Wilhelm Herold wandte sich, sein Antlitz war ruhig.
»Das eine wollte ich haben, meine Rache! Mich hast du zerstört. Du hast dem nicht nachgefragt, was aus mir geworden ist, seit du mich verlassen hast. Und wenn ich dir da das letzte, das größte Opfer bringen mußte, dann wollte ich wenigstens, daß du fühltest, einmal fühltest, was ich so lang in mir vergraben habe.
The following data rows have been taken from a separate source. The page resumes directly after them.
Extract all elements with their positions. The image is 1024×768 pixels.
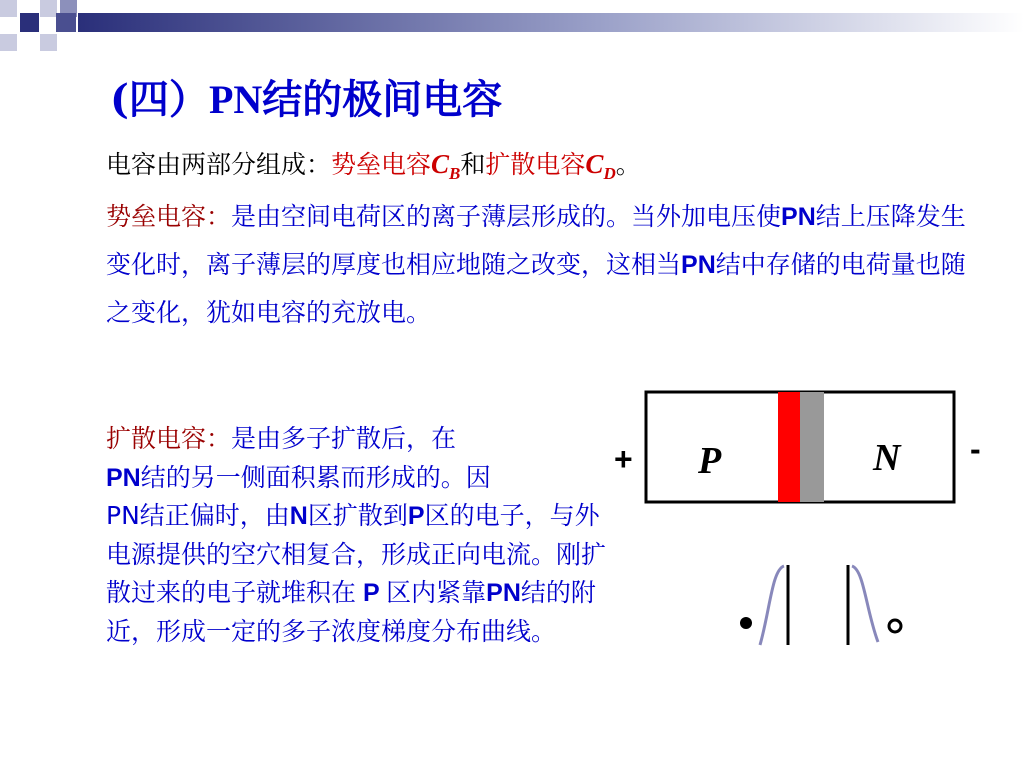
paragraph-label: 扩散电容： [106,424,232,453]
paragraph-label: 势垒电容： [106,202,232,231]
hole-concentration-curve [852,566,878,642]
deco-square [40,0,57,17]
deco-square [40,34,57,51]
deco-square [20,13,39,32]
hole-circle [889,620,901,632]
slide-title: (四）PN结的极间电容 [110,76,503,123]
barrier-term: 势垒电容 [331,150,432,179]
diffusion-capacitance-paragraph: 扩散电容：是由多子扩散后，在 PN结的另一侧面积累而形成的。因 PN结正偏时，由N区扩散到P区的电子，与外电源提供的空穴相复合，形成正向电流。刚扩散过来的电子就堆积在 P 区内紧靠PN结的附近，形成一定的多子浓度梯度分布曲线。 [106,424,607,646]
negative-terminal: - [970,431,981,467]
deco-square [0,0,17,17]
depletion-region-red [778,392,800,502]
deco-square [0,34,17,51]
header-decoration [0,0,1024,60]
depletion-region-gray [800,392,824,502]
n-region-label: N [873,437,901,479]
intro-line: 电容由两部分组成：势垒电容$C_B$和扩散电容$C_D$。 [106,149,641,183]
pn-junction-diagram [600,380,1010,670]
barrier-capacitance-paragraph: 势垒电容：是由空间电荷区的离子薄层形成的。当外加电压使PN结上压降发生变化时，离子薄层的厚度也相应地随之改变，这相当PN结中存储的电荷量也随之变化，犹如电容的充放电。 [106,202,966,327]
header-bar [78,13,1024,32]
deco-square [56,13,76,32]
diffusion-term: 扩散电容 [485,150,586,179]
positive-terminal: + [614,441,633,477]
p-region-label: P [698,440,722,482]
electron-concentration-curve [760,566,784,645]
electron-dot [740,617,752,629]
Es war meine Rache, es war, wenn du willst, mein Gericht.«
Noch hatte sich dem Munde der Frau kein Wort entrungen, und da sie eben anhub zu reden, fiel ihr Wilhelm Herold nochmals ein:
»Du meinst, das Gericht wäre nicht mein. Das geb' ich dir zu, aber wenn du die ewige Satzung, an die du mich mahnen willst, nicht gehalten und mir die Treue gebrochen hast, so darfst du mich nicht verurteilen, daß ich auch einmal an dein Gewissen klopfen wollte. Es lag in deiner Hand, es zu ändern. An jedem frühern Tag, an 101 dem du zu mir gekommen wärst, wie heute, als eine Bekennende – Maria nickte schwer – hätte ich dir gesagt, was ich dir jetzt sage: ›Geh und behalte mein Kind‹.«
Ein schriller Schrei löste sich von Marias Lippen:
»Wilhelm!«
Es zuckte in dem Manne, der Schwankenden zu Hilfe zu eilen. Aber ruhig bezwang er sich und zwang sie zur Ruhe. Eine Verbeugung von ihm, ein schweres Neigen des Hauptes von ihr, die Tür schlug zu, und Wilhelm Herold war wieder allein.